When you have a baby, a host of previously non-existent needs show up on your radar.  Some are recurring (diapers), others are one-offs.  You’ll find that most of these needs present you with options that range from budget-minded to sensible middle ground to you-gotta-be-kidding-me.  Admittedly, I had a tendency at first to be skeptical of even reasonable parenthood startup costs, and had to rely on my wife to steer me back to the center.  My son has her to thank for not wearing burlap sacks in lieu of clothing.

So in the vein of my earlier post where I opined that in a sane world of savvy consumers there would be no demand for DVDs of Perfect Strangers, behold the Orbit Stroller.

The Orbit stroller’s website has the look and feel of an automaker.  And you could certainly find 4 cheaper wheels on most used car lots.  Once you get past the flowery intro page you get to view the Orbit line in all its $900 glory.
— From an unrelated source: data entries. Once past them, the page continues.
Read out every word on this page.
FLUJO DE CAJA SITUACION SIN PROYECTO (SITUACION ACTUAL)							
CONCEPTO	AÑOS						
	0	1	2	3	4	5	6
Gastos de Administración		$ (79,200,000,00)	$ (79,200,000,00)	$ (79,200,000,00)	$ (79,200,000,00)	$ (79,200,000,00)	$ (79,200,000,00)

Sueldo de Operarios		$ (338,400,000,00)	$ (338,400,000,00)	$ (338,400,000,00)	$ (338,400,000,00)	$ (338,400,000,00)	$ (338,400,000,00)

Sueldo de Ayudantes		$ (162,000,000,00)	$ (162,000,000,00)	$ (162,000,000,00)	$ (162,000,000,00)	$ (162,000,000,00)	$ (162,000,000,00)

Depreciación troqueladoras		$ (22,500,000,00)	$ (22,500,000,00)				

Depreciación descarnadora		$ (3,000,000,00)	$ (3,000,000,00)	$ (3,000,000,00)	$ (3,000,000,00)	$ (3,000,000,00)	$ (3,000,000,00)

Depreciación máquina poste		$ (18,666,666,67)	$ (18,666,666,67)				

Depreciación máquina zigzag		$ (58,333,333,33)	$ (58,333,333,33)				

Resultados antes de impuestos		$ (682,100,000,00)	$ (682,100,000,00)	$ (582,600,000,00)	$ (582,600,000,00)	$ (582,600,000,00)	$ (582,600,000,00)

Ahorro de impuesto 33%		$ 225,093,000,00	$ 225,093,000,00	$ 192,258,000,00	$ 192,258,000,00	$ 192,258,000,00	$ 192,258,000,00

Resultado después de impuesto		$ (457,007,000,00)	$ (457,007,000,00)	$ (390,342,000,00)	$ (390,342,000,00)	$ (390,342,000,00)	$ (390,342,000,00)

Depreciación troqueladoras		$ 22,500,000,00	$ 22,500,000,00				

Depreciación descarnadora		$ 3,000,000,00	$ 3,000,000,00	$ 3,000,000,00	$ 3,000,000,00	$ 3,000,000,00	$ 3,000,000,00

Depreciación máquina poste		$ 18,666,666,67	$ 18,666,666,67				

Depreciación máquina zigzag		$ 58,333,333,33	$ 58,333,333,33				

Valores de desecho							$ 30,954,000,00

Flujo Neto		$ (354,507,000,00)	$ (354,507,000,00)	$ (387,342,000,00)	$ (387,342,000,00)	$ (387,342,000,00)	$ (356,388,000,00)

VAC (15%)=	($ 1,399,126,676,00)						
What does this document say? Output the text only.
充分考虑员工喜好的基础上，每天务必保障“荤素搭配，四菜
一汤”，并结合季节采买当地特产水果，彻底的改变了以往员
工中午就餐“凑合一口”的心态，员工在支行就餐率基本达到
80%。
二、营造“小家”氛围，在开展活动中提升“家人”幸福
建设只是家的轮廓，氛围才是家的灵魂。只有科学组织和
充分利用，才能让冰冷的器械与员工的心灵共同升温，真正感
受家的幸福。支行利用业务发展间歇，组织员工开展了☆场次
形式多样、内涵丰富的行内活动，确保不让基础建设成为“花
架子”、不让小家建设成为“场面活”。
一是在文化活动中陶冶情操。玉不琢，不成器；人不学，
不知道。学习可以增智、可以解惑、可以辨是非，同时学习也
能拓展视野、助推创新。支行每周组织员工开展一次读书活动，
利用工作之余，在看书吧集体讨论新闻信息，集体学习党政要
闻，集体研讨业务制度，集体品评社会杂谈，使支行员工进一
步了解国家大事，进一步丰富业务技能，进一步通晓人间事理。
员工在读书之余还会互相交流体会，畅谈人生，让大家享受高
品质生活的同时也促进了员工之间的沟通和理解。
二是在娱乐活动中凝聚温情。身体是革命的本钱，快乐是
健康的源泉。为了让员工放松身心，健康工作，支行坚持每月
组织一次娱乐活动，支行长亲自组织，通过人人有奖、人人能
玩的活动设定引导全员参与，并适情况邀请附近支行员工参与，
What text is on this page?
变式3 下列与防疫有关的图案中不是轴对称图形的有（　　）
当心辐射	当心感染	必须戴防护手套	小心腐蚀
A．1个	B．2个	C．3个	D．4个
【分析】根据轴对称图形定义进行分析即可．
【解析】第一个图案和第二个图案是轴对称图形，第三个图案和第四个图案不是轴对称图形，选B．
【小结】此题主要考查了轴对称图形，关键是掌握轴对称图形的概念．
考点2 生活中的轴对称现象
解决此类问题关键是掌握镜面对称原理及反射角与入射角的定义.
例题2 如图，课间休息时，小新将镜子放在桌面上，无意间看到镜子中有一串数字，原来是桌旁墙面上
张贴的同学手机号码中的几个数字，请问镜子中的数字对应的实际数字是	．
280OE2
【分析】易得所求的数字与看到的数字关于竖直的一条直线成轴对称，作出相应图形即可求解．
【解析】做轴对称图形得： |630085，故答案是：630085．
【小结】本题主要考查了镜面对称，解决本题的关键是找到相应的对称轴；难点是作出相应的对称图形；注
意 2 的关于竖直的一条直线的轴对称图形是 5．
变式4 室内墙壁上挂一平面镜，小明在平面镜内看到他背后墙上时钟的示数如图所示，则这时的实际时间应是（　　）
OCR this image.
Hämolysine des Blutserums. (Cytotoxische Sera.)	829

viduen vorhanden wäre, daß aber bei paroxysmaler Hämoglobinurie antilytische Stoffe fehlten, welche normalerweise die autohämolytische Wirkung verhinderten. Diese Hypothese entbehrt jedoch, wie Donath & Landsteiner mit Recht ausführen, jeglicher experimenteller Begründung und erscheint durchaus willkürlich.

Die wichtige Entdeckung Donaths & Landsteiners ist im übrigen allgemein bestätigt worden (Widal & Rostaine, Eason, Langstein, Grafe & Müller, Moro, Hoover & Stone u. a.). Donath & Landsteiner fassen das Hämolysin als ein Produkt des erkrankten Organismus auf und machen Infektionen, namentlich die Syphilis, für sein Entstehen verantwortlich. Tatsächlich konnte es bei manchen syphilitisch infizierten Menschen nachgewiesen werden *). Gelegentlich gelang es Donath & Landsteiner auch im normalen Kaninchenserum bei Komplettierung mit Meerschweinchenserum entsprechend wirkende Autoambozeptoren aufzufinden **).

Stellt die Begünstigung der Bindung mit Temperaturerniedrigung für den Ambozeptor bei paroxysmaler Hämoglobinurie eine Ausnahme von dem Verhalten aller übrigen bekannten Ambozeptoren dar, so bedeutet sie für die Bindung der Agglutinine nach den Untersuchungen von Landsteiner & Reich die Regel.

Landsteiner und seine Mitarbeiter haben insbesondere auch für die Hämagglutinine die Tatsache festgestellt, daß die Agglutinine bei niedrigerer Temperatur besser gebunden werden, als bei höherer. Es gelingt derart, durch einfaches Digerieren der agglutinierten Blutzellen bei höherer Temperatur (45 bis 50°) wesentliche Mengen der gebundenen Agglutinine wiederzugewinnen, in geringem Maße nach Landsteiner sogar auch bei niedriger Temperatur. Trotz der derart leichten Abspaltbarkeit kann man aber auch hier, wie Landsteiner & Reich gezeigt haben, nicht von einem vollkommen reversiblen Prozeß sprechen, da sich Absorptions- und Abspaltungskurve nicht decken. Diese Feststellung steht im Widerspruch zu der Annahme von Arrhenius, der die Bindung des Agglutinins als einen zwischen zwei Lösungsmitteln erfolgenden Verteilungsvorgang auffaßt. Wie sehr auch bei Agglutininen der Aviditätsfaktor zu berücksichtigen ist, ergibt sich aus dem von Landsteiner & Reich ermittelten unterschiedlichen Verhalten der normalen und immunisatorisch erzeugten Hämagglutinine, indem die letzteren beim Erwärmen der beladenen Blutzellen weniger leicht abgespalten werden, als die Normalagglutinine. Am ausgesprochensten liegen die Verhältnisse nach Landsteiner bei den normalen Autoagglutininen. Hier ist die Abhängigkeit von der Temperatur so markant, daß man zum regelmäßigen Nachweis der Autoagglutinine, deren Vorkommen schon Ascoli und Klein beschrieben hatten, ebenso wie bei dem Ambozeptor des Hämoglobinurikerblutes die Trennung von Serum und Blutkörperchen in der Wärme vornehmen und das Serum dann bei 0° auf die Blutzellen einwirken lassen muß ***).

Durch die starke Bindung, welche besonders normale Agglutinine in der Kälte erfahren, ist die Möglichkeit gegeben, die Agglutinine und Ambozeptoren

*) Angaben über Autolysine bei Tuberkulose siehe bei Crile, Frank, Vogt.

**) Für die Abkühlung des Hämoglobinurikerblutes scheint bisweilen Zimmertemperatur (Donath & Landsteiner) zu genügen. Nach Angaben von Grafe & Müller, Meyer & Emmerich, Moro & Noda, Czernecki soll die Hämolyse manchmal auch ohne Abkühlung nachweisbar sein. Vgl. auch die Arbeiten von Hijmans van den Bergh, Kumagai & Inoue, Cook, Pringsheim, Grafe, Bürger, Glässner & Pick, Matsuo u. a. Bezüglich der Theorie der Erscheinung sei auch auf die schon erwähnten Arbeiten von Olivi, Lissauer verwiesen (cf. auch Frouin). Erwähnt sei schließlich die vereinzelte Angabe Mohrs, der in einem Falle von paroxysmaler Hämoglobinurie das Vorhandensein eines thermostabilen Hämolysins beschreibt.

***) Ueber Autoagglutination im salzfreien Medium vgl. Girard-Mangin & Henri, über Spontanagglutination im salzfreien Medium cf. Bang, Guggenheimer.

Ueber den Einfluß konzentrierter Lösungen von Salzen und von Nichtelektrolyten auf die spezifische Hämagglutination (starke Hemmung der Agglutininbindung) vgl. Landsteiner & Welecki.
Yup, a stroller that nears four digits after tax.  Probably over with accessories.  What does the Orbit do for $900, besides tote the sort of jackass-in-training that naturally occurs when a child has parents that would spend that sort of money on a stroller?  Well, you can put your child in it.  And stroll your child in it.  Much like my Accord-esque Graco from Target, only at 10 times the cost.  Maybe I just don’t get it.

But wait!  Perhaps the overhyped safety and comfort features of the plain Orbit don’t sate your need for overbearing self-righteousness.  Then take a gander at the Orbit Green Edition, which features organic materials and oh my god I can’t look at it anymore.

If anyone can make an ironclad case on behalf of this thing, I’m all ears.  Fire away.